Now though, Lucid shares are recovering, with LCID up 50% from its lows. As the company commences deliveries of its widely awaited Gravity SUV, I will explore four reasons investors should buy LCID stock and two reasons they should stay away.
4 Reasons to Buy LCID Stock in 2025
Importantly, Lucid Motors is one of the rate “investment-worthy” names in the startup EV ecosystem – a space that has seen multiple bankruptcies over the last couple of years. There are four reasons for this:
- An impressive product: Lucid Motors has an impressive product proposition and its Lucid Air sedan won multiple accolades. Its cars boast an impressive range and are technologically superior to many competing models. A good, differentiated product is the starting point when considering an EV stock. The companies producing so-called “me too” vehicles are increasingly going out of business.
- Potential for technological partnerships: Luxury carmaker Aston Martin (ARGGY) has partnered with Lucid to buy electric motors and batteries, which provides validation to Lucid Motors’ claim that it offers a world-class product. During the third-quarter earnings call, CEO Peter Rawlinson said that the company is “actively engaged in discussions” with more players for licensing its technology and called upon markets to “watch this space” for more updates in the future.
- Launch of new products: Lucid has begun deliveries of its Gravity SUV, which will help it considerably increase its total addressable market (TAM). This will be followed by the midsize platform, production of which is expected to commence in late 2026.
- Backing from Saudi Arabia: Along with a compelling product, startup EV companies also need solid financial backing to fund their cash burn. On this front, no other startup EV company that I can think of comes closer to Lucid Motors. Saudi Arabia’s Public Investment Fund (PIF) - which is LCID’s largest shareholder - has kept its coffers wide open. LCID raised over $4 billion last year and has a cash runway “well into 2026.” On a similar note, there have been rumors that Saudi Arabia will acquire Lucid Motors.
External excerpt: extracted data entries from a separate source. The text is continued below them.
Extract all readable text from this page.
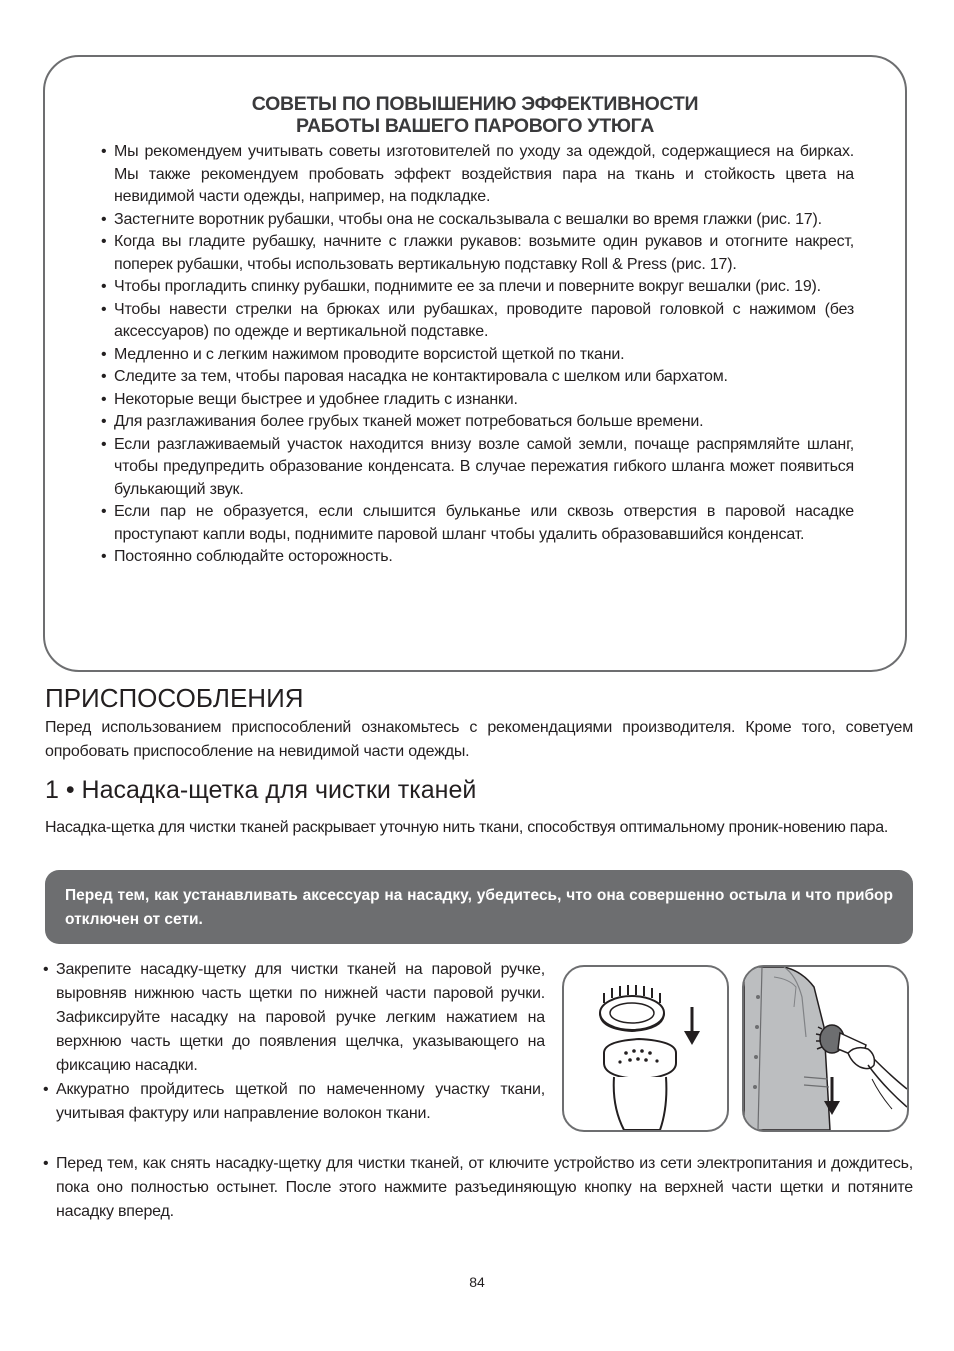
СОВЕТЫ ПО ПОВЫШЕНИЮ ЭФФЕКТИВНОСТИ
РАБОТЫ ВАШЕГО ПАРОВОГО УТЮГА
• Мы рекомендуем учитывать советы изготовителей по уходу за одеждой, содержащиеся на бирках. Мы также рекомендуем пробовать эффект воздействия пара на ткань и стойкость цвета на невидимой части одежды, например, на подкладке.
• Застегните воротник рубашки, чтобы она не соскальзывала с вешалки во время глажки (рис. 17).
• Когда вы гладите рубашку, начните с глажки рукавов: возьмите один рукавов и отогните накрест, поперек рубашки, чтобы использовать вертикальную подставку Roll & Press (рис. 17).
• Чтобы прогладить спинку рубашки, поднимите ее за плечи и поверните вокруг вешалки (рис. 19).
• Чтобы навести стрелки на брюках или рубашках, проводите паровой головкой с нажимом (без аксессуаров) по одежде и вертикальной подставке.
• Медленно и с легким нажимом проводите ворсистой щеткой по ткани.
• Следите за тем, чтобы паровая насадка не контактировала с шелком или бархатом.
• Некоторые вещи быстрее и удобнее гладить с изнанки.
• Для разглаживания более грубых тканей может потребоваться больше времени.
• Если разглаживаемый участок находится внизу возле самой земли, почаще распрямляйте шланг, чтобы предупредить образование конденсата. В случае пережатия гибкого шланга может появиться булькающий звук.
• Если пар не образуется, если слышится бульканье или сквозь отверстия в паровой насадке проступают капли воды, поднимите паровой шланг чтобы удалить образовавшийся конденсат.
• Постоянно соблюдайте осторожность.
ПРИСПОСОБЛЕНИЯ

Перед использованием приспособлений ознакомьтесь с рекомендациями производителя. Кроме того, советуем опробовать приспособление на невидимой части одежды.

1 • Насадка-щетка для чистки тканей

Насадка-щетка для чистки тканей раскрывает уточную нить ткани, способствуя оптимальному проник-новению пара.

Перед тем, как устанавливать аксессуар на насадку, убедитесь, что она совершенно остыла и что прибор отключен от сети.
• Закрепите насадку-щетку для чистки тканей на паровой ручке, выровняв нижнюю часть щетки по нижней части паровой ручки. Зафиксируйте насадку на паровой ручке легким нажатием на верхнюю часть щетки до появления щелчка, указывающего на фиксацию насадки.
• Аккуратно пройдитесь щеткой по намеченному участку ткани, учитывая фактуру или направление волокон ткани.
• Перед тем, как снять насадку-щетку для чистки тканей, от ключите устройство из сети электропитания и дождитесь, пока оно полностью остынет. После этого нажмите разъединяющую кнопку на верхней части щетки и потяните насадку вперед.
84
The company is building a manufacturing plant in the country and is key to the oil-rich kingdom’s strategy of diversifying its economy.
2 Reasons to Stay Away
On the other hand, analysts are not bullish on LCID. Only one of the 10 analysts actively covering the stock rates it as a “Strong Buy.” Eight analysts rate it as a “Hold” and one as a “Strong Sell.” Lucid Motors has also run ahead of its mean target price of $2.91, although the Street-high target price of $4 is almost 30% higher than its Jan. 16 closing price.
Brokerages’ pessimism toward Lucid shares is not hard to comprehend. President-elect Donald Trump has promised to end policies that are beneficial to EV companies, casting a shadow over companies like Lucid Motors. EV names were struggling even prior to Trump’s election amid slowing demand, production overcapacity, and a price war.
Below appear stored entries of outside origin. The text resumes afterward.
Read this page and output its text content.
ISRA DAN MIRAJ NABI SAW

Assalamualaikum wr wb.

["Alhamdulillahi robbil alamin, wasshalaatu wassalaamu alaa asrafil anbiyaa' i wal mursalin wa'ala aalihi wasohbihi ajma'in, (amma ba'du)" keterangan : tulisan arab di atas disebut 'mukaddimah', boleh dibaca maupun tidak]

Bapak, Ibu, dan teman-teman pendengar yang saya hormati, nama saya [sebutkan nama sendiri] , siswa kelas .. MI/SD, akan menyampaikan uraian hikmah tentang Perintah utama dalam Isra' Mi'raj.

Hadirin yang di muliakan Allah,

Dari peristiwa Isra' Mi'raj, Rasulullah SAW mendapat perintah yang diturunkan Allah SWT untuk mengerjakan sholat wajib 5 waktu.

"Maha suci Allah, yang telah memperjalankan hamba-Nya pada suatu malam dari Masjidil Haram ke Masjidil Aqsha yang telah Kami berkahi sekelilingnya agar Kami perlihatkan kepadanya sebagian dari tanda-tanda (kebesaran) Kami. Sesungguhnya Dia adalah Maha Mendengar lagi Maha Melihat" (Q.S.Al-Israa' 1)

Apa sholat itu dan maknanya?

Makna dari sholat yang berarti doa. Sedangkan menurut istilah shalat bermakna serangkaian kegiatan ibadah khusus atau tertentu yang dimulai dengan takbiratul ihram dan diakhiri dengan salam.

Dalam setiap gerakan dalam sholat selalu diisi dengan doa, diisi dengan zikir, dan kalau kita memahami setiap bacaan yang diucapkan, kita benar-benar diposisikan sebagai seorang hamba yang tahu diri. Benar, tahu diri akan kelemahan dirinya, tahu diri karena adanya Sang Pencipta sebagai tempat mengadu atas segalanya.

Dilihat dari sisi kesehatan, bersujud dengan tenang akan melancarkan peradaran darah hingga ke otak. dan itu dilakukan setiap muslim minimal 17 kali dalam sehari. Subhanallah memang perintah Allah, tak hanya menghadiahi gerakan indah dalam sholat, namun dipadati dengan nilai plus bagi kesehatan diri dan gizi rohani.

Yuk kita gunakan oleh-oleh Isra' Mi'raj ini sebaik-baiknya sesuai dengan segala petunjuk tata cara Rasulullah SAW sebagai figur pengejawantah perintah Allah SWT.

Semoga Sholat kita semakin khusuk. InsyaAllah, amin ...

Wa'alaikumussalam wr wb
Lucid Motors has yet to achieve scale, and there is no clear timeline for profitability. Secondly, Lucid Motors still has a market capitalization of over $9 billion and trades at almost 7 times the expected sales over the next 12 months. The multiples are higher than those of its EV peers, including Rivian (RIVN), which went public the same year as Lucid.
The Bottom Line on LCID Stock
At this point, I am staying constructive on Lucid Motors thanks to the rollout of its Gravity SUV, which Edmunds termed “a new benchmark for electric SUVs.” The company now has to achieve scale as its current volumes of around 1,000 cars a month might not be able to justify its valuations.